I understand the business need of course. The pub's location alone means it’s never going to be a wet-led pub (even I'm unable to report on the establishments own Jamaica Inn ale) and the customer numbers certainly speak volumes: the pub is doing exactly what it needs to do to survive. I just can't help but find it... unsympathetic.
That's not to suggest either, that I think the pub should’ve remained unchanged from the already century-out-of-date version in Jamaica Inn... just that the mental torture of the book's young protagonist and the general atmosphere of perilous horror sits uncomfortably beside the ‘I ♥ Cornwall’ tea towels and sticks of rock on display in the gift shop.

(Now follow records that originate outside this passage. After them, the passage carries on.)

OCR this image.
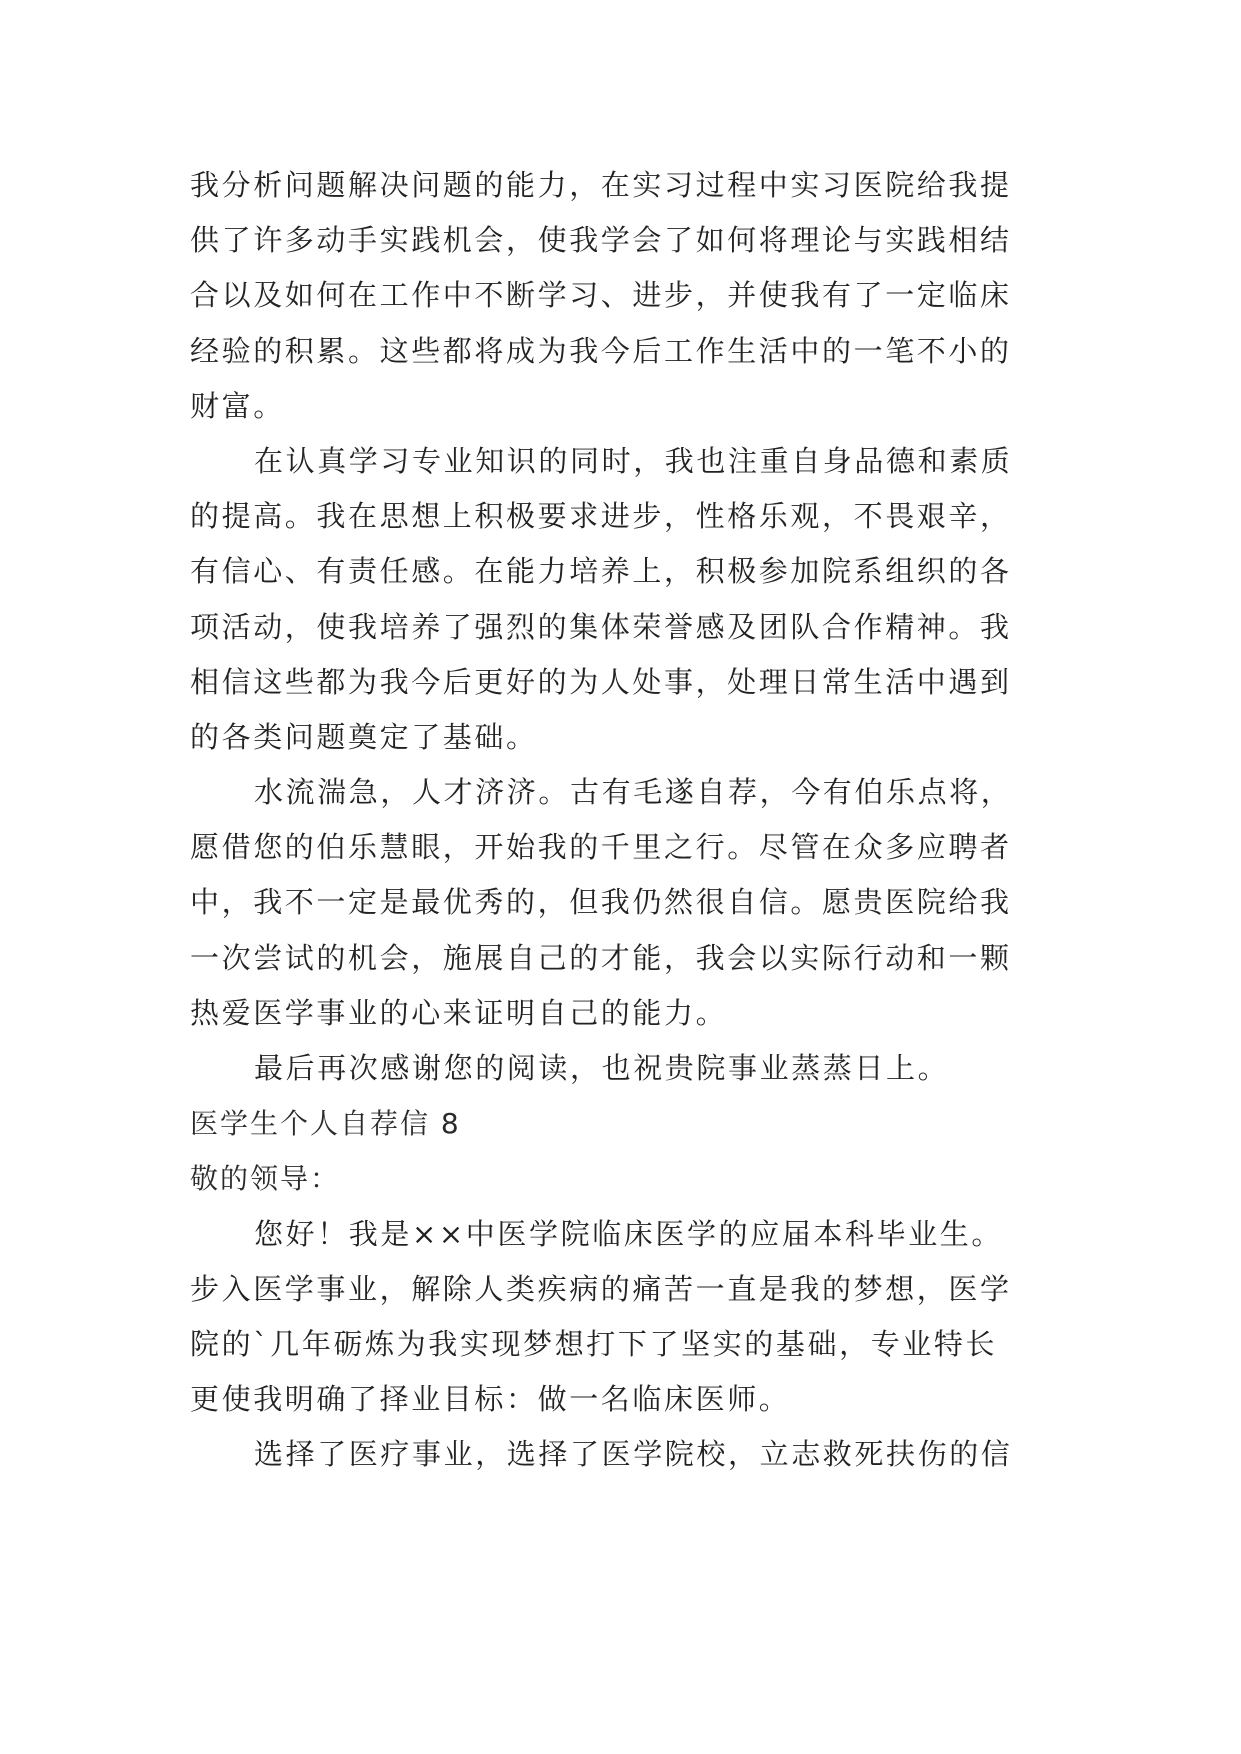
我分析问题解决问题的能力，在实习过程中实习医院给我提
供了许多动手实践机会，使我学会了如何将理论与实践相结
合以及如何在工作中不断学习、进步，并使我有了一定临床
经验的积累。这些都将成为我今后工作生活中的一笔不小的
财富。
在认真学习专业知识的同时，我也注重自身品德和素质
的提高。我在思想上积极要求进步，性格乐观，不畏艰辛，
有信心、有责任感。在能力培养上，积极参加院系组织的各
项活动，使我培养了强烈的集体荣誉感及团队合作精神。我
相信这些都为我今后更好的为人处事，处理日常生活中遇到
的各类问题奠定了基础。
水流湍急，人才济济。古有毛遂自荐，今有伯乐点将，
愿借您的伯乐慧眼，开始我的千里之行。尽管在众多应聘者
中，我不一定是最优秀的，但我仍然很自信。愿贵医院给我
一次尝试的机会，施展自己的才能，我会以实际行动和一颗
热爱医学事业的心来证明自己的能力。
最后再次感谢您的阅读，也祝贵院事业蒸蒸日上。
医学生个人自荐信 8
敬的领导：
您好！我是××中医学院临床医学的应届本科毕业生。
步入医学事业，解除人类疾病的痛苦一直是我的梦想，医学
院的`几年砺炼为我实现梦想打下了坚实的基础，专业特长
更使我明确了择业目标：做一名临床医师。
选择了医疗事业，选择了医学院校，立志救死扶伤的信
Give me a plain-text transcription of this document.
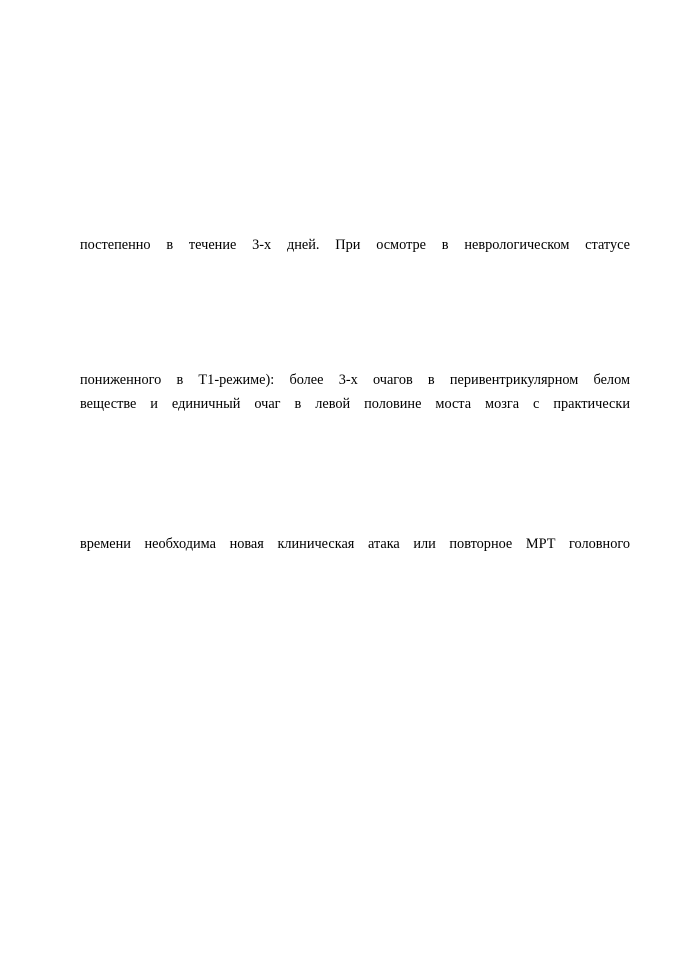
постепенно в течение 3-х дней. При осмотре в неврологическом статусе
пониженного в Т1-режиме): более 3-х очагов в перивентрикулярном белом
веществе и единичный очаг в левой половине моста мозга с практически
времени необходима новая клиническая атака или повторное МРТ головного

Back outside, attached to the pub but entered through the courtyard area, is the Daphne du Maurier museum, half history of the author herself (complete with the writing desk at which she completed some of her most famous works), half history of Cornish smuggling. And I’m a sucker for a museum.

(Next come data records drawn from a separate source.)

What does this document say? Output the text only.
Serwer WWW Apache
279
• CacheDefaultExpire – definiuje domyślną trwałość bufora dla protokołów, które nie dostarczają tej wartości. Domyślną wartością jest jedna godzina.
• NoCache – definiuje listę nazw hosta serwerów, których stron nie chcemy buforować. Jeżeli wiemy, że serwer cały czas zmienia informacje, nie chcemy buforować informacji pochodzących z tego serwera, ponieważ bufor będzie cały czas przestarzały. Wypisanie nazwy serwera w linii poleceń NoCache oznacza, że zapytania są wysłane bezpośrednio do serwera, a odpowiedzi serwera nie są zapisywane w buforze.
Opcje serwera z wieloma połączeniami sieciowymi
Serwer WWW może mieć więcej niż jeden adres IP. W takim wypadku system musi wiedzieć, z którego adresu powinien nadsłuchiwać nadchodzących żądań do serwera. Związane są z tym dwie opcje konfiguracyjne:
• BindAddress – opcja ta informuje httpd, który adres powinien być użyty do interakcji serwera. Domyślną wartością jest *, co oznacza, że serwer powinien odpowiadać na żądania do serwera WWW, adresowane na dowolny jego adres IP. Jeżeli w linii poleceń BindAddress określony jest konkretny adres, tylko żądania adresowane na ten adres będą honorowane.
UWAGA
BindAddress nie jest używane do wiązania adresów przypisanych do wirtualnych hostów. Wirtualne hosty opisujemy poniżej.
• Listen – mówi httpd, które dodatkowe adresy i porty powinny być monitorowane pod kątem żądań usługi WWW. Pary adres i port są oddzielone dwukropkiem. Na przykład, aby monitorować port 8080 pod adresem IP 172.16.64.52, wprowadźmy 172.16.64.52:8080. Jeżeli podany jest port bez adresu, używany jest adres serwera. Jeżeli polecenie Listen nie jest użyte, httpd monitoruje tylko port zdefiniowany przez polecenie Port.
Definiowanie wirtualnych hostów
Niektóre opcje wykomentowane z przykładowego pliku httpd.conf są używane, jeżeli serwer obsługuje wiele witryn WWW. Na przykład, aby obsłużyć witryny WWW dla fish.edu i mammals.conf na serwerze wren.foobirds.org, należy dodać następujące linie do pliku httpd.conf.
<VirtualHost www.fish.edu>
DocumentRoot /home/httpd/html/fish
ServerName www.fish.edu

The smuggling artefacts and associated stories are fascinating; the lengths to which smugglers went in order to conceal their contraband evident in the opium-filled shoe heels, hollowed-out bibles and in one case, the wall-mounted tortoise that sailed the seven seas for decades, transporting untold amounts of illegal narcotics within its ornate shell. The museum is small, but so is the fee, and as a background to the world of Jamaica Inn it’s worth the money.
Of the Daphne du Maurier half of the museum, the photographs, letters and artefacts gathered behind the glass wall of the mock writing room are all fascinating, but none more so than an article taken from the Western Morning News of September 28, 1989, written to coincide with the release of du Maurier’s final book, Rule Britannia, released five months after her death. The novel sees Cornwall occupied by American armed forces and the article quotes from an American character in the book:
“Why, the whole west coast from North Wales to Cornwall here can be developed as one vast leisureland. With the good Welsh folks dressed in their costumes, tall hats and cloaks, serving potato-cakes to the tourists from the states… the same in Cornwall.’

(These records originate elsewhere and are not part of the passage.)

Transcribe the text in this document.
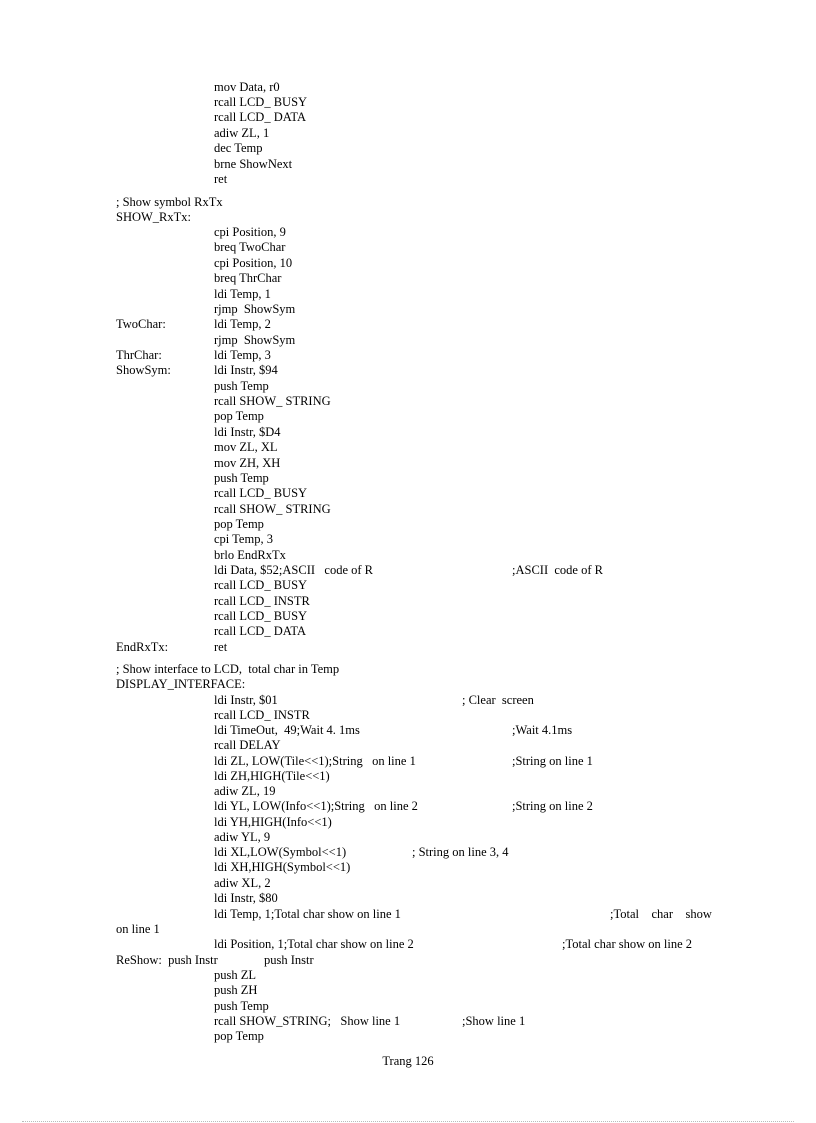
mov Data, r0
rcall LCD_ BUSY
rcall LCD_ DATA
adiw ZL, 1
dec Temp
brne ShowNext
ret
; Show symbol RxTx
SHOW_RxTx:
cpi Position, 9
breq TwoChar
cpi Position, 10
breq ThrChar
ldi Temp, 1
rjmp  ShowSym
TwoChar:	ldi Temp, 2
rjmp  ShowSym
ThrChar:	ldi Temp, 3
ShowSym:	ldi Instr, $94
push Temp
rcall SHOW_ STRING
pop Temp
ldi Instr, $D4
mov ZL, XL
mov ZH, XH
push Temp
rcall LCD_ BUSY
rcall SHOW_ STRING
pop Temp
cpi Temp, 3
brlo EndRxTx
ldi Data, $52;ASCII   code of R	;ASCII  code of R
rcall LCD_ BUSY
rcall LCD_ INSTR
rcall LCD_ BUSY
rcall LCD_ DATA
EndRxTx:	ret
; Show interface to LCD,  total char in Temp
DISPLAY_INTERFACE:
ldi Instr, $01	; Clear  screen
rcall LCD_ INSTR
ldi TimeOut,  49;Wait 4. 1ms	;Wait 4.1ms
rcall DELAY
ldi ZL, LOW(Tile<<1);String   on line 1	;String on line 1
ldi ZH,HIGH(Tile<<1)
adiw ZL, 19
ldi YL, LOW(Info<<1);String   on line 2	;String on line 2
ldi YH,HIGH(Info<<1)
adiw YL, 9
ldi XL,LOW(Symbol<<1)	; String on line 3, 4
ldi XH,HIGH(Symbol<<1)
adiw XL, 2
ldi Instr, $80
ldi Temp, 1;Total char show on line 1	;Total    char    show
on line 1
ldi Position, 1;Total char show on line 2	;Total char show on line 2
ReShow:  push Instr	push Instr
push ZL
push ZH
push Temp
rcall SHOW_STRING;   Show line 1	;Show line 1
pop Temp
Trang 126
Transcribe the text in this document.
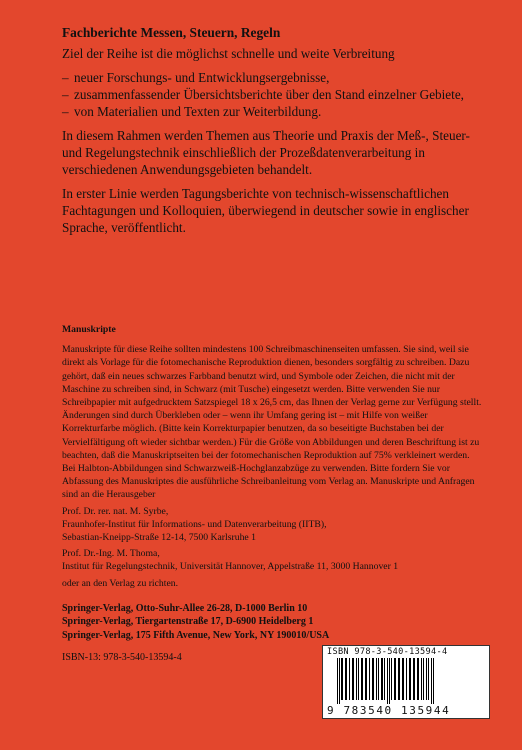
Fachberichte Messen, Steuern, Regeln

Ziel der Reihe ist die möglichst schnelle und weite Verbreitung

– neuer Forschungs- und Entwicklungsergebnisse,
– zusammenfassender Übersichtsberichte über den Stand einzelner Gebiete,
– von Materialien und Texten zur Weiterbildung.

In diesem Rahmen werden Themen aus Theorie und Praxis der Meß-, Steuer- und Regelungstechnik einschließlich der Prozeßdatenverarbeitung in verschiedenen Anwendungsgebieten behandelt.

In erster Linie werden Tagungsberichte von technisch-wissenschaftlichen Fachtagungen und Kolloquien, überwiegend in deutscher sowie in englischer Sprache, veröffentlicht.

Manuskripte

Manuskripte für diese Reihe sollten mindestens 100 Schreibmaschinenseiten umfassen. Sie sind, weil sie direkt als Vorlage für die fotomechanische Reproduktion dienen, besonders sorgfältig zu schreiben. Dazu gehört, daß ein neues schwarzes Farbband benutzt wird, und Symbole oder Zeichen, die nicht mit der Maschine zu schreiben sind, in Schwarz (mit Tusche) eingesetzt werden. Bitte verwenden Sie nur Schreibpapier mit aufgedrucktem Satzspiegel 18 x 26,5 cm, das Ihnen der Verlag gerne zur Verfügung stellt. Änderungen sind durch Überkleben oder – wenn ihr Umfang gering ist – mit Hilfe von weißer Korrekturfarbe möglich. (Bitte kein Korrekturpapier benutzen, da so beseitigte Buchstaben bei der Vervielfältigung oft wieder sichtbar werden.) Für die Größe von Abbildungen und deren Beschriftung ist zu beachten, daß die Manuskriptseiten bei der fotomechanischen Reproduktion auf 75% verkleinert werden. Bei Halbton-Abbildungen sind Schwarzweiß-Hochglanzabzüge zu verwenden. Bitte fordern Sie vor Abfassung des Manuskriptes die ausführliche Schreibanleitung vom Verlag an. Manuskripte und Anfragen sind an die Herausgeber

Prof. Dr. rer. nat. M. Syrbe,
Fraunhofer-Institut für Informations- und Datenverarbeitung (IITB),
Sebastian-Kneipp-Straße 12-14, 7500 Karlsruhe 1
Prof. Dr.-Ing. M. Thoma,
Institut für Regelungstechnik, Universität Hannover, Appelstraße 11, 3000 Hannover 1
oder an den Verlag zu richten.
Springer-Verlag, Otto-Suhr-Allee 26-28, D-1000 Berlin 10
Springer-Verlag, Tiergartenstraße 17, D-6900 Heidelberg 1
Springer-Verlag, 175 Fifth Avenue, New York, NY 190010/USA
ISBN-13: 978-3-540-13594-4	ISBN 978-3-540-13594-4
9 783540 135944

Interpreted as a warning from the author about the future of her beloved county it seems strange to find it on display here, at Jamaica Inn, a pub made famous by her novel and now a manifestation of those same fears: a kitsch ‘attraction’ of mannequins dressed like the Cornish equivalent of the ‘good Welsh folks’ of her fictional American. Having said which, in the current climate of escalating pub closures, it’s heart-warming to see a pub of this size so busy, the number of people eating, and milling about in the gift shop and museum, a testament to its success.
But I also can’t help feeling that it’s lost something of what had people clamouring here in the first place. The shadowy history and atmosphere of this fascinating old building – still evident in isolated snapshots – now, in the rush to pack diners into its own du Maurier-themed ‘leisureland’, has become diluted, the overall impression no longer quite so special.
It’s said that you’re never more than 16 miles from the sea in Cornwall and you’d be hard-pressed too, to travel anywhere near that distance without bumping into a pub. With its brewery landscape in fine health (from its elder statesmen to its young pups), and a characterful mix of free houses and tied pubs, the anecdotal evidence points to a warm Cornish welcome and some truly great beer in every one.